As críticas são tantas que parecem intransponíveis. É preciso ser muito concretos para combater o desemprego, apoiar as empresas, reformar a educação e a saúde, iniciar novos investimentos. Mas por mais que se possa e se deva agir rápido e agir corretamente, o tempo que nos separa de um novo equilíbrio, de uma situação melhor do que aquela em que acabamos não será curto.
Um grande problema: no mundo da “gratificação imediata”, do tudo e agora, dos resultados de curtíssimo prazo, como reabrir o futuro? Como diria o antropólogo Ernesto de Martino, diante das crises se abre a possibilidade de uma odologia (de odós, estrada), uma reflexão rigorosa sobre os caminhos e as trilhas possíveis a partir da nova situação, para garantir que a dimensão mortífera do trauma não sufoque totalmente as oportunidades vitais que a partir dele de qualquer forma se abrem.

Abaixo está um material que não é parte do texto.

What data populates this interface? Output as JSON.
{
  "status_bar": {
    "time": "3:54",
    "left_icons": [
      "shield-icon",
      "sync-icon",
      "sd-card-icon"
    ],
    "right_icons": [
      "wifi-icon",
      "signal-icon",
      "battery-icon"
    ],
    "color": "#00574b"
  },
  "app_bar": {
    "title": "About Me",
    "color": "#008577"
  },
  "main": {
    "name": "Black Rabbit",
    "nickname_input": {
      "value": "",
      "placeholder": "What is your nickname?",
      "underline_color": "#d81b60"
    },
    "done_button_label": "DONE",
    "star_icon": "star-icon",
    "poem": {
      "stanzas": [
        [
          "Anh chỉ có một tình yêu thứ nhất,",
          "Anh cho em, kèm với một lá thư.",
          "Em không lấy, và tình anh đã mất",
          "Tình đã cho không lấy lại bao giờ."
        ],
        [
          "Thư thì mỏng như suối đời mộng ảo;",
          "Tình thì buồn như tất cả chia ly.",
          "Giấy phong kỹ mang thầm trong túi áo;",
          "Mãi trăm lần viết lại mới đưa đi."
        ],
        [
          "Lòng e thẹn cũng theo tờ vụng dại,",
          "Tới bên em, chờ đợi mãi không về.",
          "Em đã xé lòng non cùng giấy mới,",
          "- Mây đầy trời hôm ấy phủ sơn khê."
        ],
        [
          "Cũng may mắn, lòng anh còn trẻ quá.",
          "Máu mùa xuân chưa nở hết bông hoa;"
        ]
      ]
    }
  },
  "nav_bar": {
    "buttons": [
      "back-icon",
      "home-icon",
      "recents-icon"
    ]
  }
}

“Concretude” hoje significa ser capazes de indicar uma direção de sentido que nos permita orientar e manter juntos os comportamentos de todos no plano econômico (com empresas capazes de entender que só a escolha da sustentabilidade ambiental e do investimento nas pessoas pode permitir permanecer no mercado), político (com instituições aptas a tornar efetivo o sentido de um destino comum que nunca como neste momento voltamos a perceber) e social (com um novo protagonismo da sociedade civil, baseado na ideia de uma solidariedade contributiva que reconhece e, ao mesmo tempo, confia a cada um a tarefa de aumentar o bem comum).
Neste contexto, não é retórico afirmar que as duas encíclicas do Papa Francisco - Laudato si' e Fratelli tutti - têm a força simbólica de delinear as coordenadas de referência do futuro possível que juntos possamos imaginar. Ao enfatizar aspectos complementares - a questão ambiental, de um lado, e as questões sociais, de outro - as duas encíclicas tocam nos pontos esquecidos de nosso tempo individualista.
Verdadeira origem da crise que vivemos: ter esquecido, isto é, que tudo está relacionado com tudo, que ninguém se salva sozinho, que não há crescimento econômico sem desenvolvimento social, que protagonista e destinatário do desenvolvimento só pode ser o ser humano em sua integralidade (material e espiritual, individual e coletiva).
Vamos dar uma olhada ao nosso redor. Não há outras hipóteses significativas. Exceto, é claro, as promessas - tão grandes que se tornam exorbitantes - da inovação, da ciência, da tecnologia. Realidades muito preciosas (constatamos isso com a vacina) que, no entanto, sozinhas não são capazes de satisfazer nem as demandas individuais nem as exigências coletivas. O discurso tecnocrático não é suficiente.
Para evitar ser sugados pelo cinismo que a crise pandêmica traz consigo, precisamos de uma beleza, um novo desejo, uma esperança comum, um futuro que não seja a mera repetição do que já conhecemos. Temos de reconhecer um desafio que envolve todos, a começar pelas novas gerações às quais é confiada uma responsabilidade particular por aquilo que seremos capazes de construir. E isto é especialmente verdade para a velha Europa, que há muitos anos vem lutando por encontrar a sua identidade. Talvez isso surpreenda alguns. Mas nunca como hoje a esperança que nasce do Evangelho pode ser o fermento para uma transformação profunda da vida social.